We updated ray on k8s cluster from 2.7.1 to 2.8.1 (tried 2.9.2 too).
Base image rayproject/ray:2.7.1-py38 → rayproject/ray:2.8.1-py38
Kuberay was updated from 1.0.0rc1 to 1.0.0
After that in dashboard we can’t see the nodes summary.
The endpoint returns the following response:
{
"result": false,
"msg": "Traceback (most recent call last):\n File \"/home/ray/anaconda3/lib/python3.8/site-packages/ray/dashboard/optional_utils.py\", line 224, in _update_cache\n response = task.result()\n File \"/home/ray/anaconda3/lib/python3.8/site-packages/ray/dashboard/modules/node/node_head.py\", line 311, in get_all_nodes\n all_node_summary, nodes_logical_resources = await asyncio.gather(\n File \"/home/ray/anaconda3/lib/python3.8/site-packages/ray/dashboard/datacenter.py\", line 173, in get_all_node_summary\n return [\n File \"/home/ray/anaconda3/lib/python3.8/site-packages/ray/dashboard/datacenter.py\", line 174, in <listcomp>\n await DataOrganizer.get_node_info(node_id, get_summary=True)\n File \"/home/ray/anaconda3/lib/python3.8/site-packages/ray/dashboard/datacenter.py\", line 146, in get_node_info\n node_info[\"status\"] = node[\"stateSnapshot\"][\"state\"]\n File \"/home/ray/anaconda3/lib/python3.8/site-packages/ray/dashboard/utils.py\", line 426, in __getitem__\n proxy = self._proxy[item] = make_immutable(self._dict[item])\nKeyError: 'stateSnapshot'\n",
"data": {}
}
And because of that we don’t see cluster status.

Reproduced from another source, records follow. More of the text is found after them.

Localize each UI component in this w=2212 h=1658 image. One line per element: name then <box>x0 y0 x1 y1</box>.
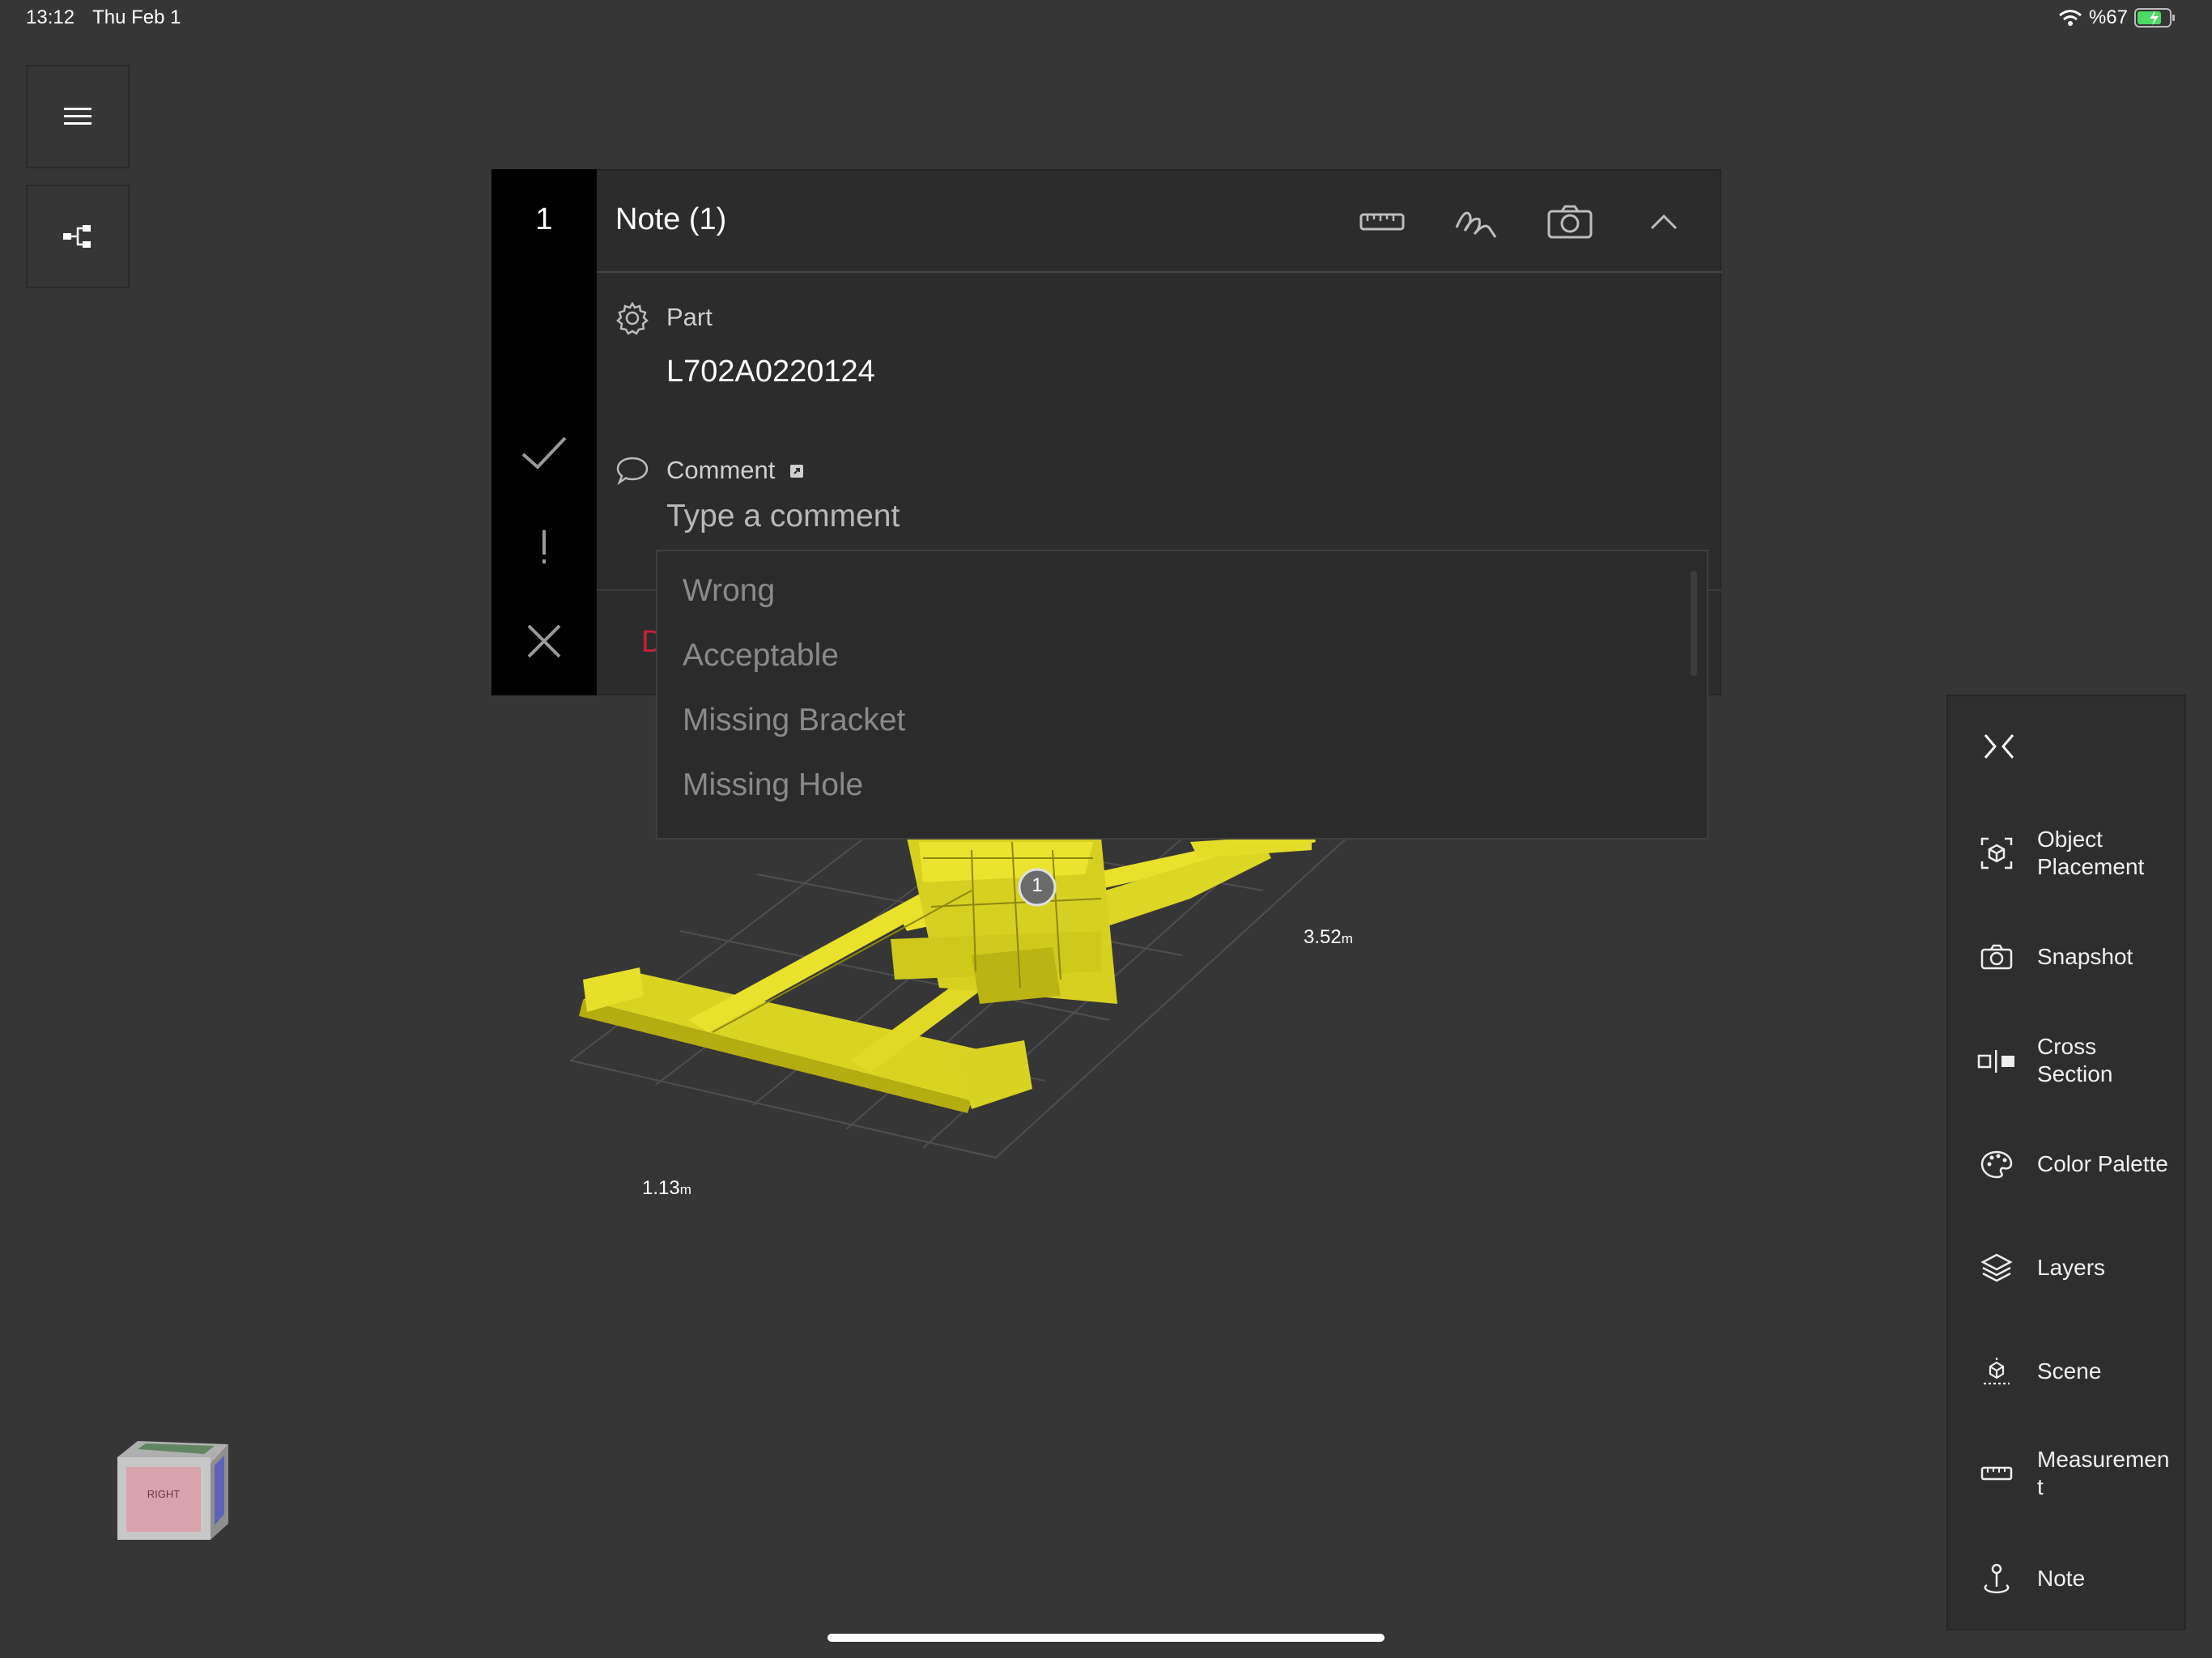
dimension-depth-value: 3.52 <box>1304 926 1342 948</box>
tool-layers[interactable]: Layers <box>1976 1247 2178 1289</box>
tool-label: Cross Section <box>2037 1034 2113 1086</box>
pin-icon <box>1976 1558 2018 1600</box>
suggestion-item[interactable]: Missing Hole <box>683 767 863 803</box>
comment-input[interactable]: Type a comment <box>666 499 900 534</box>
tool-label: Object Placement <box>2037 827 2145 879</box>
reject-button[interactable] <box>518 619 570 664</box>
cross-section-icon <box>1976 1039 2018 1082</box>
tool-label: Snapshot <box>2037 944 2133 969</box>
tool-label: Note <box>2037 1566 2086 1591</box>
palette-icon <box>1976 1143 2018 1185</box>
tool-label: Layers <box>2037 1255 2106 1280</box>
ruler-icon <box>1976 1452 2018 1494</box>
dimension-width-unit: m <box>679 1182 691 1197</box>
collapse-button[interactable] <box>1638 201 1690 243</box>
signature-icon <box>1455 211 1497 238</box>
exclamation-icon <box>542 530 546 563</box>
speech-bubble-icon <box>615 455 649 491</box>
collapse-arrows-icon <box>1984 734 2014 759</box>
tool-label: Color Palette <box>2037 1151 2168 1176</box>
chassis-model[interactable] <box>579 826 1316 1113</box>
measure-tool-button[interactable] <box>1356 201 1408 243</box>
view-cube-face-label: RIGHT <box>147 1488 181 1500</box>
part-label: Part <box>666 303 713 331</box>
tool-measurement[interactable]: Measuremen t <box>1976 1446 2178 1501</box>
tool-cross-section[interactable]: Cross Section <box>1976 1033 2178 1088</box>
warning-button[interactable] <box>518 525 570 570</box>
tool-label: Measuremen t <box>2037 1447 2170 1499</box>
tool-object-placement[interactable]: Object Placement <box>1976 826 2178 881</box>
scene-icon <box>1976 1350 2018 1392</box>
draw-tool-button[interactable] <box>1450 201 1502 243</box>
dimension-depth-unit: m <box>1341 931 1353 946</box>
tool-note[interactable]: Note <box>1976 1558 2178 1600</box>
note-marker-label: 1 <box>1032 874 1043 896</box>
ruler-icon <box>1359 213 1405 231</box>
collapse-panel-button[interactable] <box>1982 732 2016 765</box>
dimension-width-value: 1.13 <box>642 1177 680 1199</box>
external-link-icon[interactable] <box>789 464 804 483</box>
camera-icon <box>1547 205 1593 239</box>
chevron-up-icon <box>1650 214 1678 230</box>
note-number: 1 <box>535 202 553 236</box>
tool-color-palette[interactable]: Color Palette <box>1976 1143 2178 1185</box>
dimension-depth: 3.52m <box>1304 926 1353 949</box>
approve-button[interactable] <box>518 432 570 474</box>
layers-icon <box>1976 1247 2018 1289</box>
gear-icon <box>615 301 649 339</box>
comment-label: Comment <box>666 456 776 484</box>
note-title: Note (1) <box>615 202 727 236</box>
tool-label: Scene <box>2037 1358 2102 1384</box>
close-icon <box>527 624 561 658</box>
check-icon <box>521 436 567 470</box>
dropdown-scrollbar[interactable] <box>1691 571 1697 676</box>
tool-scene[interactable]: Scene <box>1976 1350 2178 1392</box>
suggestion-item[interactable]: Acceptable <box>683 638 839 674</box>
suggestion-item[interactable]: Missing Bracket <box>683 703 905 738</box>
part-number-value: L702A0220124 <box>666 355 875 389</box>
tool-snapshot[interactable]: Snapshot <box>1976 936 2178 978</box>
object-placement-icon <box>1976 832 2018 874</box>
note-header-divider <box>597 271 1721 273</box>
dimension-width: 1.13m <box>642 1177 691 1200</box>
camera-tool-button[interactable] <box>1544 201 1596 243</box>
home-indicator[interactable] <box>827 1634 1385 1642</box>
suggestion-item[interactable]: Wrong <box>683 573 775 609</box>
camera-icon <box>1976 936 2018 978</box>
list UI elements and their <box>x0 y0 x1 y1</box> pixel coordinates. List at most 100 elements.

Any hints on how to solve this or what can lead to such behavior?
Would be glad to provide additional info, though not sure what should I additionally provide now.
Thanks in advance!
How severe does this issue affect your experience of using Ray?
- Medium: It contributes to significant difficulty to complete my task, but I can work around it.